In 1984, the bank obtained its first ever World Bank loan to promote agricultural reform. In 1994, the goal of official economic development in rural China was separated and transferred to a new bank named the Agricultural Development Bank of China (ADBC), which was launched with over CNY 259-billion in agricultural loans (assets) transferred from the Agricultural Bank of China and the Industrial and Commercial Bank of China (ICBC).
For many years, AgBank also held responsibilities of supervising the country’s rural credit co-operatives (RCC), a vast network of credit unions in the countryside. In 1996, however, the People’s Bank of China took over those responsibilities.
Under Communist China’s state-control, bureaucracy and corruption was common in all Chinese banks until the 1990s, when regulatory and managerial reform began to slowly transform them towards more market-driven and risk-conscious enterprises. In 1997, AgBank accelerated the abolishment of its policy-based lending practices. No longer would the bank offer credit based largely on the State Council’s agri-economic policies, rather, it would make lending decisions based on market conditions and expected rate of return like other commercial banks.
However, despite a decade of reforms, AgBank’s multiple billions of non-performing loans remained a major obstacle to the bank’s profitability. While three of the other Big Four state-owned banks floated their shares publicly in Hong Kong and Shanghai between 2005 and 2006, an initial public offering for AgBank had to be delayed until the bank’s capital level was more acceptable.
In late 2007, the Chinese government took over CNY 816-billion (USD $116-billion) of bad loans from AgBank at face value to improve the bank’s capital reserve. Then in October 2008, China’s sovereign investment fund China Investment Corp. further injected CNY 130-billion (USD $19-billion) into the heavily-indebted AgBank. The funding was provided by a CIC subsidiary called Central Huijin Investment Co. Ltd. Following the capital infusion, AgBank became jointly-owned by Central Huijin and the Chinese Ministry of Finance.
In 2009, the bank was formally converted into a joint-stock company with limited liability and adopted the name Agricultural Bank of China Ltd.
Following the multi-year long preparation, in July 2010, various state agencies of the Chinese government floated a 16.3% stake (47.65-billion shares) of the Agricultural Bank of China in Hong Kong and Shanghai that raised HKD $152.5-billion (CNY 127.7-billion, USD $19.23-billion).
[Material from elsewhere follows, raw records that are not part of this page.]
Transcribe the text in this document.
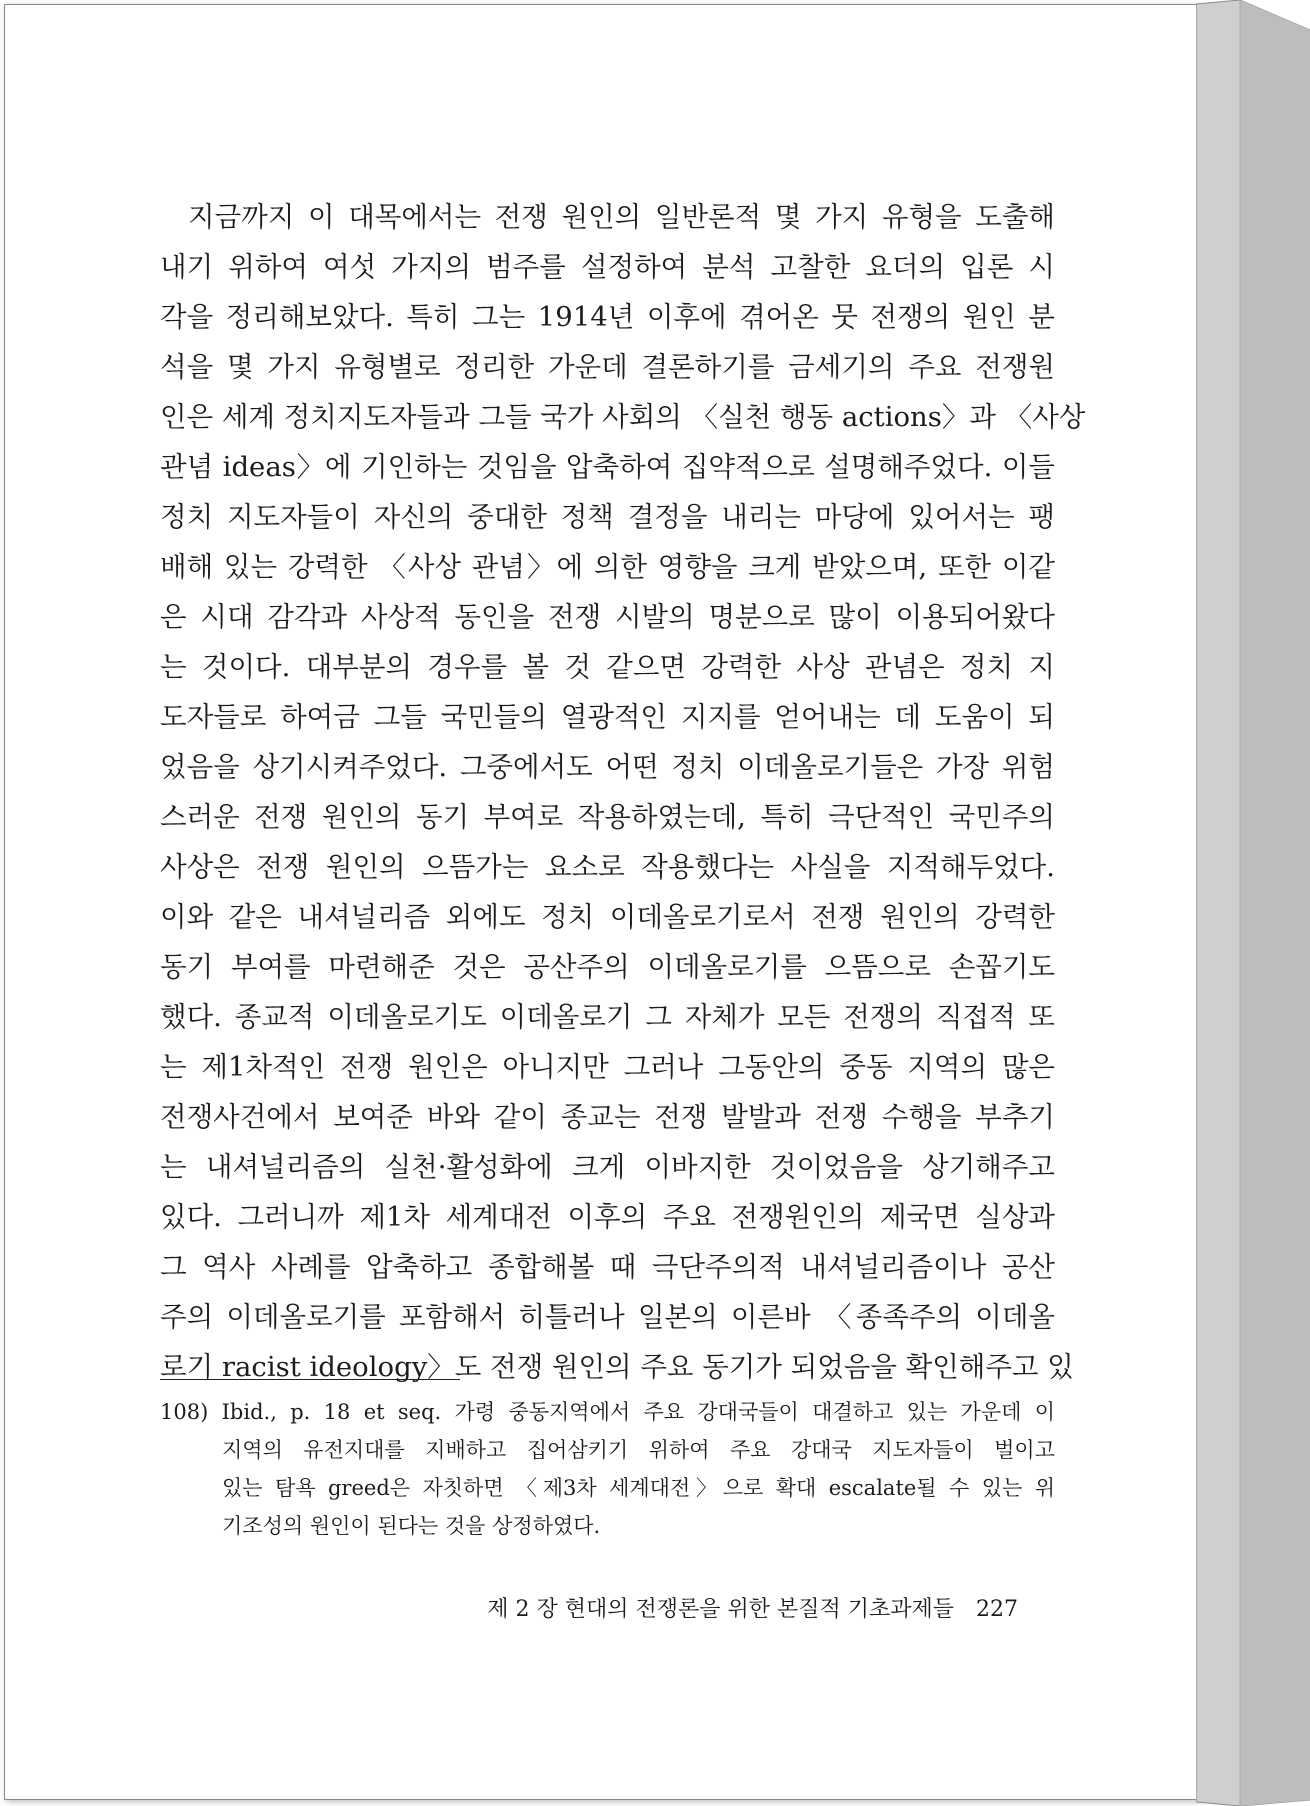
지금까지 이 대목에서는 전쟁 원인의 일반론적 몇 가지 유형을 도출해
내기 위하여 여섯 가지의 범주를 설정하여 분석 고찰한 요더의 입론 시
각을 정리해보았다. 특히 그는 1914년 이후에 겪어온 뭇 전쟁의 원인 분
석을 몇 가지 유형별로 정리한 가운데 결론하기를 금세기의 주요 전쟁원
인은 세계 정치지도자들과 그들 국가 사회의 〈실천 행동 actions〉과 〈사상
관념 ideas〉에 기인하는 것임을 압축하여 집약적으로 설명해주었다. 이들
정치 지도자들이 자신의 중대한 정책 결정을 내리는 마당에 있어서는 팽
배해 있는 강력한 〈사상 관념〉에 의한 영향을 크게 받았으며, 또한 이같
은 시대 감각과 사상적 동인을 전쟁 시발의 명분으로 많이 이용되어왔다
는 것이다. 대부분의 경우를 볼 것 같으면 강력한 사상 관념은 정치 지
도자들로 하여금 그들 국민들의 열광적인 지지를 얻어내는 데 도움이 되
었음을 상기시켜주었다. 그중에서도 어떤 정치 이데올로기들은 가장 위험
스러운 전쟁 원인의 동기 부여로 작용하였는데, 특히 극단적인 국민주의
사상은 전쟁 원인의 으뜸가는 요소로 작용했다는 사실을 지적해두었다.
이와 같은 내셔널리즘 외에도 정치 이데올로기로서 전쟁 원인의 강력한
동기 부여를 마련해준 것은 공산주의 이데올로기를 으뜸으로 손꼽기도
했다. 종교적 이데올로기도 이데올로기 그 자체가 모든 전쟁의 직접적 또
는 제1차적인 전쟁 원인은 아니지만 그러나 그동안의 중동 지역의 많은
전쟁사건에서 보여준 바와 같이 종교는 전쟁 발발과 전쟁 수행을 부추기
는 내셔널리즘의 실천·활성화에 크게 이바지한 것이었음을 상기해주고
있다. 그러니까 제1차 세계대전 이후의 주요 전쟁원인의 제국면 실상과
그 역사 사례를 압축하고 종합해볼 때 극단주의적 내셔널리즘이나 공산
주의 이데올로기를 포함해서 히틀러나 일본의 이른바 〈종족주의 이데올
로기 racist ideology〉도 전쟁 원인의 주요 동기가 되었음을 확인해주고 있
108) Ibid., p. 18 et seq. 가령 중동지역에서 주요 강대국들이 대결하고 있는 가운데 이
지역의 유전지대를 지배하고 집어삼키기 위하여 주요 강대국 지도자들이 벌이고
있는 탐욕 greed은 자칫하면 〈제3차 세계대전〉으로 확대 escalate될 수 있는 위
기조성의 원인이 된다는 것을 상정하였다.
제 2 장 현대의 전쟁론을 위한 본질적 기초과제들 227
Between late July and August 2010, the bank was able to sell its overallotment shares in both Hong Kong and Shanghai, raising an additional HKD $12.17-billion (USD $1.57-billion) in Hong Kong and CNY 8.95-billion (USD $1.31-billion) in Shanghai, bringing the total IPO to a new world record of HKD $171.0-billion (CNY 151.2-billion, USD $22.1-billion).
As of 2010, Agricultural Bank’s 24,000 branches, 30,000 ATMs, 440,000 employees served more than 350-million customers.